Rapport OCDE novembre 2013, L’école au prisme de la compétitivité, des remèdes inefficaces
Parmi les remèdes proposés pour améliorer les choses, concernant le primaire et le secondaire, le rapport met l’accent sur « la qualité de l’enseignement et de la transmission du savoir ». Il n’y a rien à y redire en soi, mais la philosophie pragmatique qui est celle du rapporteur le conduit aussitôt à penser qu’enseigner relève avant tout d’un certain nombre de techniques, est donc d’abord de l’ordre d’un savoir faire. Or, c’est faux : si vraiment la marque du savant est la capacité d’enseigner (Aristote), c’est le savoir qui prime, un savoir qui s’apparente à une forme de sagesse, ou capacité de bien juger. Mais il est vrai, c’est là sans doute un vocable inconnu des thuriféraires de l’OCDE.
Pour ce qui est des établissements dits difficiles, autrement dit de banlieues, le rapport préconise une formation spécifique des enseignants, un soutien aux équipes, des conditions de travail améliorées et des incitations financières. Fort bien, mais parfaitement inefficace. Car, outre les difficultés financières et de statut du personnel auxquelles on se heurterait (car il faudrait une différence vraiment incitative, mais qui créerait en retour une division du corps enseignant), c’est encore supposer que les problèmes sont d’ordre technique, et que les difficultés des élèves sont purement d’ordre scolaire. Ce qui est inexact. Des solutions existent : le Cours privé Alexandre Dumas de Montfermeil en est la preuve. Mais il est fondé sur une philosophie de l’éducation qui est aux antipodes de celle que suppose l’OCDE. C’est pourquoi pareillement inefficaces seraient des financements différentiés des établissements, si ceux-ci ne modifient pas leur approche de l’éducation. Il ne s’agit pas de leur donner plus d’autonomie, car ils en ont aucune. Il s’agit de les libérer du carcan qu’est l’Education Nationale en France, carcan administratif, mais aussi intellectuel. C’est pourquoi encore, la lutte préconisée contre le redoublement est vaine, quand elle n’est pas démagogique. Le redoublement n’est pas en soi un problème, c’est l’enseignement scolaire public qui, de manière générale, ne fonctionne pas bien, et qui fait que le redoublement est souvent un échec.

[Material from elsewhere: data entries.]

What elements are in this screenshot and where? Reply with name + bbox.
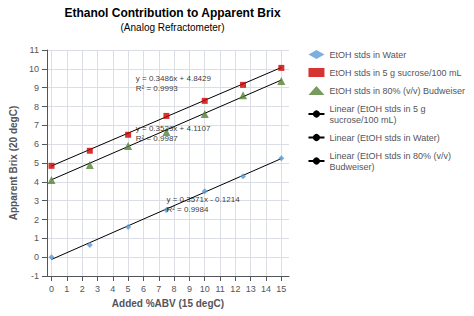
- svg-text:R² = 0.9987: R² = 0.9987: [136, 134, 179, 143]
- svg-text:0: 0: [49, 284, 54, 294]
- svg-text:Linear (EtOH stds in 80% (v/v): Linear (EtOH stds in 80% (v/v): [329, 151, 451, 161]
- svg-text:11: 11: [30, 45, 39, 55]
- svg-text:4: 4: [110, 284, 115, 294]
- svg-text:2: 2: [80, 284, 85, 294]
- svg-text:2: 2: [34, 215, 39, 225]
- svg-text:7: 7: [34, 120, 39, 130]
- svg-text:10: 10: [200, 284, 210, 294]
- svg-text:EtOH stds in Water: EtOH stds in Water: [329, 50, 406, 60]
- svg-text:1: 1: [64, 284, 69, 294]
- svg-text:Ethanol Contribution to Appare: Ethanol Contribution to Apparent Brix: [64, 6, 281, 20]
- svg-text:3: 3: [95, 284, 100, 294]
- svg-text:4: 4: [34, 177, 39, 187]
- svg-text:sucrose/100 mL): sucrose/100 mL): [329, 115, 396, 125]
- svg-text:y = 0.3571x - 0.1214: y = 0.3571x - 0.1214: [166, 195, 240, 204]
- svg-text:6: 6: [34, 139, 39, 149]
- svg-text:Linear (EtOH stds in 5 g: Linear (EtOH stds in 5 g: [329, 104, 425, 114]
- svg-text:EtOH stds in 80% (v/v) Budweis: EtOH stds in 80% (v/v) Budweiser: [329, 86, 465, 96]
- svg-text:Budweiser): Budweiser): [329, 162, 374, 172]
- svg-text:7: 7: [156, 284, 161, 294]
- svg-text:Linear (EtOH stds in Water): Linear (EtOH stds in Water): [329, 133, 439, 143]
- svg-text:9: 9: [187, 284, 192, 294]
- svg-text:12: 12: [230, 284, 240, 294]
- svg-text:Apparent Brix (20 degC): Apparent Brix (20 degC): [8, 106, 19, 220]
- svg-text:-1: -1: [31, 271, 39, 281]
- svg-text:R² = 0.9984: R² = 0.9984: [166, 205, 209, 214]
- svg-text:13: 13: [246, 284, 256, 294]
- svg-text:EtOH stds in 5 g sucrose/100 m: EtOH stds in 5 g sucrose/100 mL: [329, 68, 461, 78]
- svg-text:11: 11: [215, 284, 224, 294]
- svg-text:3: 3: [34, 196, 39, 206]
- svg-text:15: 15: [276, 284, 286, 294]
- svg-text:8: 8: [34, 102, 39, 112]
- svg-text:5: 5: [34, 158, 39, 168]
- svg-text:Added %ABV (15 degC): Added %ABV (15 degC): [112, 298, 224, 309]
- svg-text:5: 5: [126, 284, 131, 294]
- svg-text:14: 14: [261, 284, 271, 294]
- svg-text:y = 0.3529x + 4.1107: y = 0.3529x + 4.1107: [136, 124, 211, 133]
- svg-text:8: 8: [172, 284, 177, 294]
- svg-text:0: 0: [34, 252, 39, 262]
- svg-text:1: 1: [34, 233, 39, 243]
- svg-text:y = 0.3486x + 4.8429: y = 0.3486x + 4.8429: [136, 74, 212, 83]
- svg-text:6: 6: [141, 284, 146, 294]
- svg-text:10: 10: [29, 64, 39, 74]
- svg-text:R² = 0.9993: R² = 0.9993: [136, 84, 179, 93]
- svg-text:9: 9: [34, 83, 39, 93]
- svg-text:(Analog Refractometer): (Analog Refractometer): [121, 22, 225, 33]
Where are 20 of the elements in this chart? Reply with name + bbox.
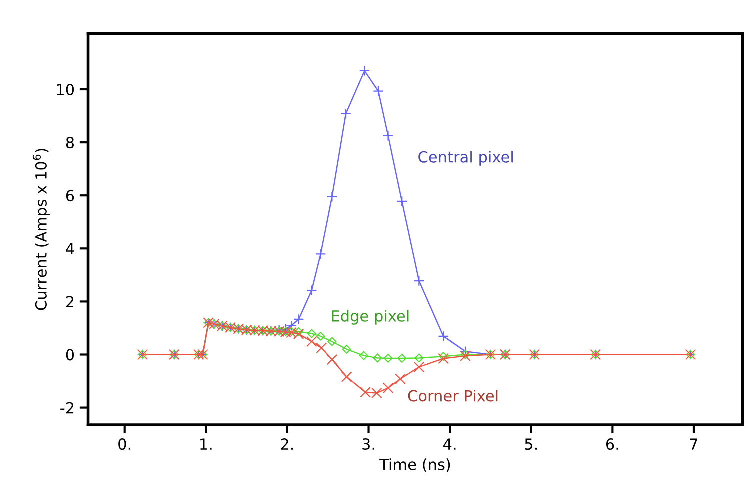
y-tick-label: 6 [66, 190, 74, 202]
x-tick-label: 6. [606, 438, 618, 450]
x-tick-label: 5. [525, 438, 538, 450]
x-tick-label: 7 [690, 438, 698, 450]
x-tick-label: 4. [444, 438, 456, 450]
x-axis-title: Time (ns) [380, 458, 450, 472]
x-tick-label: 1. [200, 438, 212, 450]
x-tick-label: 2. [281, 438, 294, 450]
x-tick-label: 3. [362, 438, 374, 450]
y-tick-label: 4 [66, 243, 74, 254]
y-tick-label: 10 [57, 84, 74, 96]
series-label: Central pixel [418, 151, 513, 166]
series-label: Corner Pixel [408, 390, 498, 402]
series-label: Edge pixel [332, 310, 409, 325]
y-axis-title: Current (Amps x 10$^{6}$) [32, 149, 50, 310]
y-tick-label: 0 [66, 349, 74, 361]
x-tick-label: 0. [118, 438, 130, 450]
y-tick-label: 2 [66, 296, 74, 308]
y-tick-label: -2 [60, 402, 74, 414]
y-tick-label: 8 [66, 137, 74, 149]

On peut s’étonner du reste que le rapport ne fasse pas du tout état de la diversification en cours de l’offre scolaire en France, et avant tout de l’émergence du hors contrat, qui reste modeste en dimension, mais représente un réel espoir pour le pays. A l’inverse, le rapporteur tombe dans le travers de combattre la liberté du choix de l’établissement par les familles, au nom de la lutte contre la « ségrégation des élèves par milieu socio-économique ». Il se fait donc le défenseur de l’égalité. Cela suppose que la mixité, envisagée uniquement sous le rapport de la richesse, comme si c’était le seul, ou même le premier critère de différence, est par nature un atout pour la réussite. Le raisonnement sous-jacent est d’abord que c’est affaire de justice, et aussi sans doute que cela entraînerait les élèves les moins doués vers une saine émulation. Outre le fait que cela tend à dire que des élèves d’un milieu pauvre sont a priori moins doués, cela présuppose encore que les difficultés peuvent être résolues dans et par l’école. Or, c’est ce qui est faux dans l’état actuel des choses, car l’école n’est pas aimée, et car elle est méprisée. Elle n’est pas aimée car subie dans une large mesure, et elle est méprisée car en échec. Et elle est en échec car elle ne prodigue pas le savoir, et ne le fait donc pas aimée. Partant, elle perd son sens. Et vouloir en faire un pur instrument socio-économique induit cette perte de sens. Accorder la liberté scolaire aux familles est le premier moyen de contribuer à renverser ce mouvement.
Les mesures préconisées pour le supérieur sont de la même veine, avec le mythe d’une Université en pleine phase avec le monde du travail, comme s’il était évident que c’est sa vocation première. L’accompagne l’idée d’une cartographie du marché du travail, censée faciliter cette interrelation. Entreprise dans une large mesure vaine là encore, car c’est toujours évolutif, et l’on n’accordera jamais les tempi. Le rythme de l’Université, et même des écoles supérieures, ne saurait être le même que celui d’un monde du travail en perpétuelle effervescence – ce qui est, du reste, en soi une difficulté. Là encore, c’est la question du savoir qui est en jeu : une approche pragmatique de celui-ci est vouée à l’échec, quand une excellente formation générale donnera toujours la possibilité de s’adapter à des situations nouvelles, et quand un apprentissage professionnel par cooptation au sein de l’entreprise a déjà résolu en principe la question du débouché économique.